I boggled at her. “Robby lives in Fremont.” A bike ride that length would take four hours, at least.
“Okay, I took BART. And then two buses. I couldn’t get the bus bike rack down, though, and two guys had to help me. Then I fell off again and a pizza delivery guy almost ran me over with his car, and he felt so bad about it that he gave me two pizzas because they were made wrong. One’s Hawaiian and the other is pepperoni and green onions, which is weird but we can handle that, right? They’re bungee-corded to the rack. Ellie-belly, wanna help me carry them in?” Ellie, who was already jumping up and down, squealed in delight.
Together at my big family table, we ate small bites of turkey and potatoes and enormous bites of pizza, using our hands for everything (even the mashed potato!) just because we could.

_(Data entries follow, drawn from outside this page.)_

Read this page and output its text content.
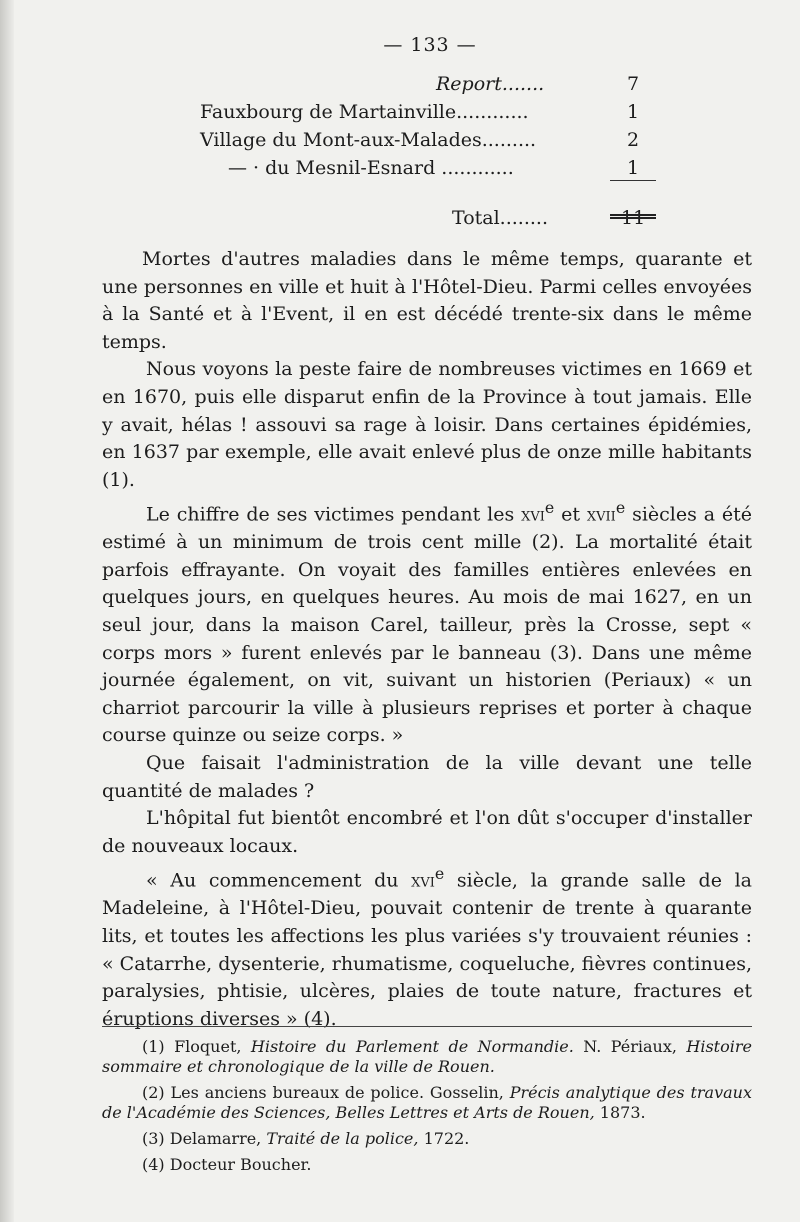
— 133 —
Report.......	7
Fauxbourg de Martainville............	1
Village du Mont-aux-Malades.........	2
— · du Mesnil-Esnard ............	1
Total........	11

Mortes d'autres maladies dans le même temps, quarante et une personnes en ville et huit à l'Hôtel-Dieu. Parmi celles envoyées à la Santé et à l'Event, il en est décédé trente-six dans le même temps.

Nous voyons la peste faire de nombreuses victimes en 1669 et en 1670, puis elle disparut enfin de la Province à tout jamais. Elle y avait, hélas ! assouvi sa rage à loisir. Dans certaines épidémies, en 1637 par exemple, elle avait enlevé plus de onze mille habitants (1).

Le chiffre de ses victimes pendant les xvi$^e$ et xvii$^e$ siècles a été estimé à un minimum de trois cent mille (2). La mortalité était parfois effrayante. On voyait des familles entières enlevées en quelques jours, en quelques heures. Au mois de mai 1627, en un seul jour, dans la maison Carel, tailleur, près la Crosse, sept « corps mors » furent enlevés par le banneau (3). Dans une même journée également, on vit, suivant un historien (Periaux) « un charriot parcourir la ville à plusieurs reprises et porter à chaque course quinze ou seize corps. »

Que faisait l'administration de la ville devant une telle quantité de malades ?

L'hôpital fut bientôt encombré et l'on dût s'occuper d'installer de nouveaux locaux.

« Au commencement du xvi$^e$ siècle, la grande salle de la Madeleine, à l'Hôtel-Dieu, pouvait contenir de trente à quarante lits, et toutes les affections les plus variées s'y trouvaient réunies : « Catarrhe, dysenterie, rhumatisme, coqueluche, fièvres continues, paralysies, phtisie, ulcères, plaies de toute nature, fractures et éruptions diverses » (4).

(1) Floquet, Histoire du Parlement de Normandie. N. Périaux, Histoire sommaire et chronologique de la ville de Rouen.

(2) Les anciens bureaux de police. Gosselin, Précis analytique des travaux de l'Académie des Sciences, Belles Lettres et Arts de Rouen, 1873.

(3) Delamarre, Traité de la police, 1722.

(4) Docteur Boucher.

We guzzled sodas I’d found in the garage when I’d been looking for the toaster oven. We let Ellie draw all over the driveway with all the chalk colors, and then we spent an hour playing hopscotch. We played jump rope. After she fell asleep on the couch, my sister and I talked into the late hours over a bottle of cheap wine she’d miraculously managed not to break any of the times she’d fallen off the bike. All three of us slept in my bed that night, together.
And I was thankful again, for everything.